Park Ji-hyun (politician)


Park Ji-hyun (Korean박지현, Korean pronunciation: [pɑktɕiçʌn]; born 1996)[1] is a South Korean political activist and former co-chair of the Democratic Party of Korea (DPK), the main opposition party.[2] In 2019, she helped to expose one of the largest online sex-crime rings in South Korea, called the Nth Room.[3] In March 2022, she was appointed interim co-chair of the Democratic Party at the age of 26,[4] and resigned in June.[5] Park was named to the TIME100 Next, TIME magazine's list of emerging leaders,[4] as well as the 2022 BBC 100 Women and Bloomberg 50 lists,[3][6][7] in recognition of her work in combating digital sex crimes and fighting for gender equality in politics.[2]

In 2018, Park was studying journalism at Hallym University and working as a student reporter,[1] when #MeToo protests took place in central Seoul, demanding that the government do more to combat illegal filming of women and girls.[8] Inspired by the protests, she and her classmate Won Eun-ji planned to submit an article for the Korean News Agency Commission's annual student journalism competition.[8][9] They initially planned to write about the "spycam epidemic" in South Korea, where men secretly film women and girls without their consent.[9]

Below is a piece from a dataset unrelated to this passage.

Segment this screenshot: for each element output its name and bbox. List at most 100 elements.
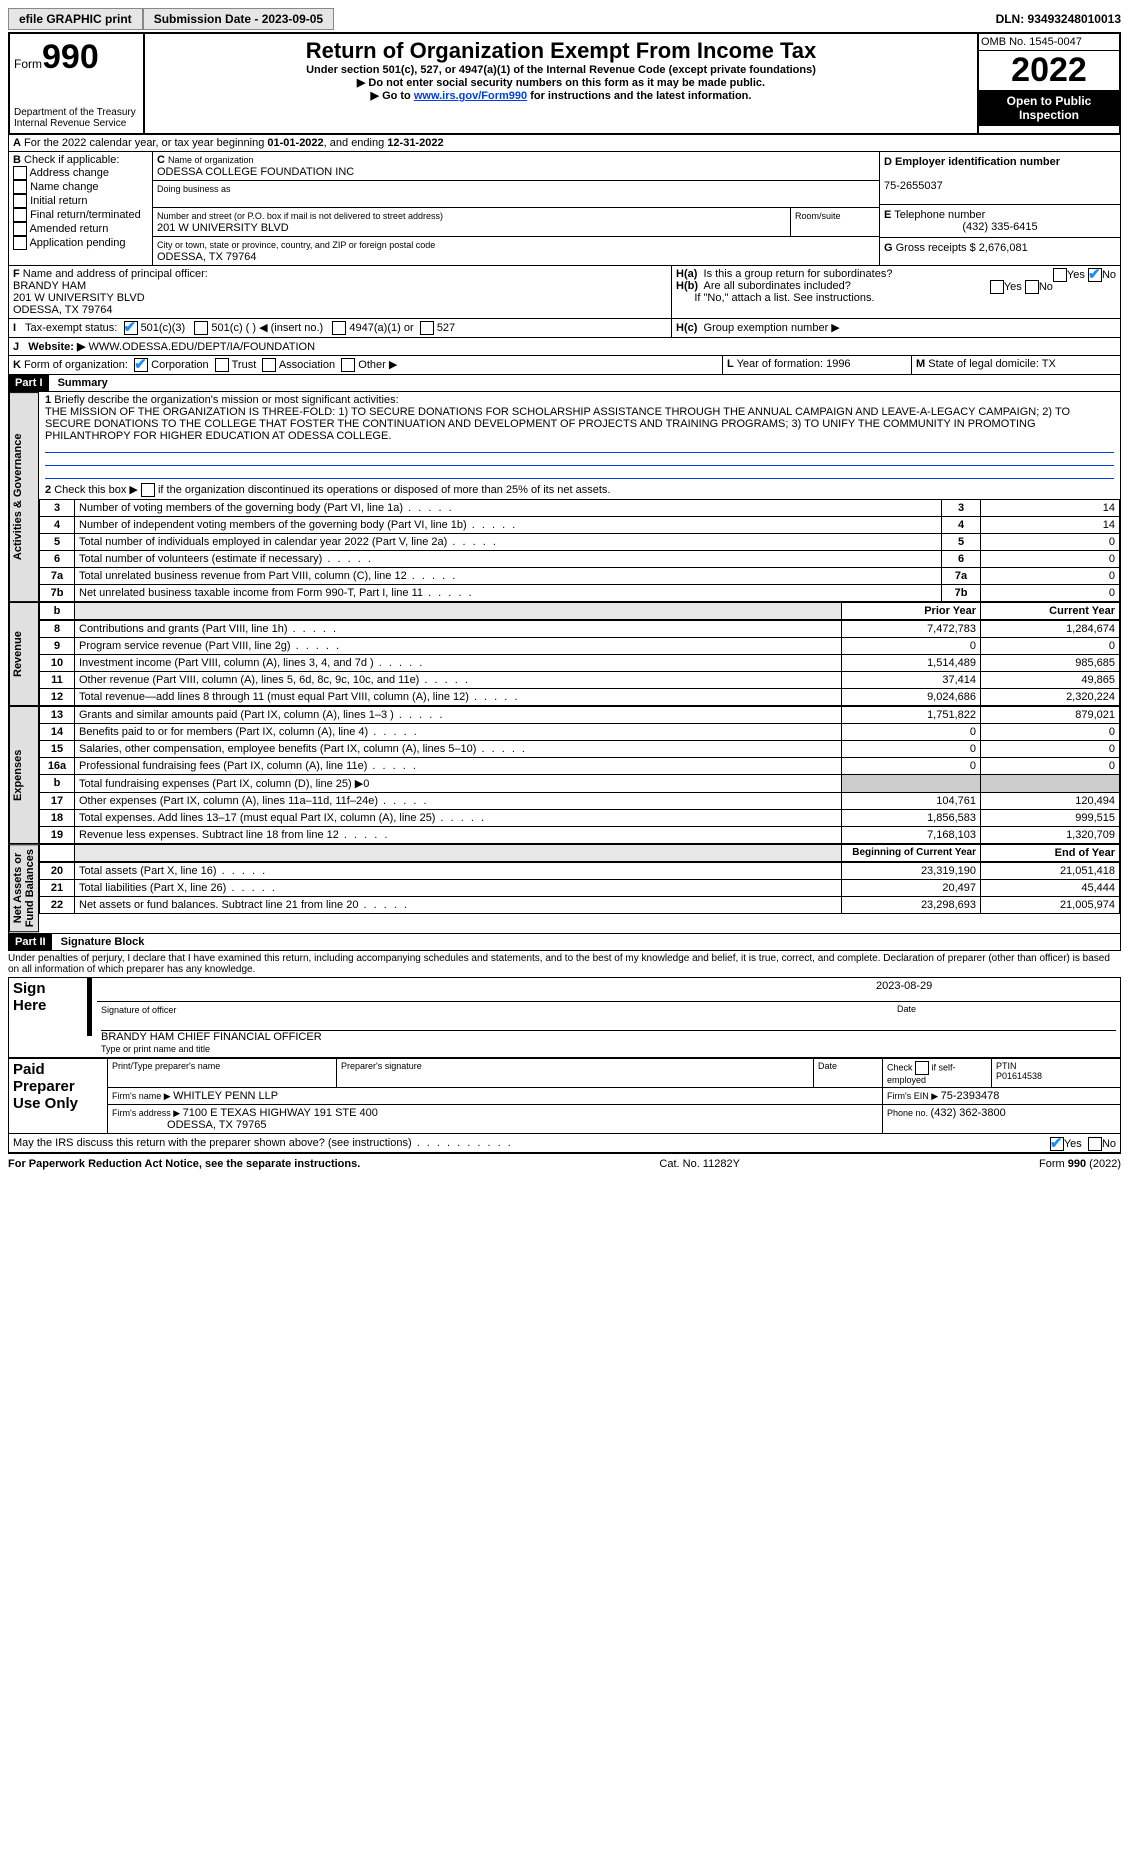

In July 2019, Park and Won started infiltrating the Nth room, a notorious sexual-abuse ring on Telegram, under the name "Team Flame".[4][8][10] Working with the police, their investigation led to the arrest and eventual conviction of the two ringleaders, whom they discovered had been blackmailing and coercing women and girls as young as twelve into performing degrading acts, and then selling their images and videos illegally.[8][10][11]

Their first article came to the attention of two journalists from The Hankyoreh, who then collaborated with Park and Won to publish an in-depth newspaper report in November 2019, while protecting their identities.[9] The Nth room ringleaders sought to retaliate, and two current affairs programs on TV eventually picked up the story;[9] meanwhile, women mobilized on Twitter to expose and further publicize their crimes.[10] As details of the Nth room case came to light, more than five million people signed national petitions calling for harsher punishment and disclosure of perpetrators' identities.[10] By the end of 2020, 3,757 people had been arrested in connection with the case.[6]

For years, Park was known only by the pseudonym "Flame", and was interviewed in the Netflix documentary Cyber Hell hidden in shadow.[8] She also wrote and published an anonymous memoir about exposing the criminals behind Nth room.[6]

Park met Lee Jae-myung when he was governor of Gyeonggi Province through her advocacy work.[8][1] Governor Lee attended the June 2020 launch event for the Gyeonggi-do support center for digital sex crime victims.[1]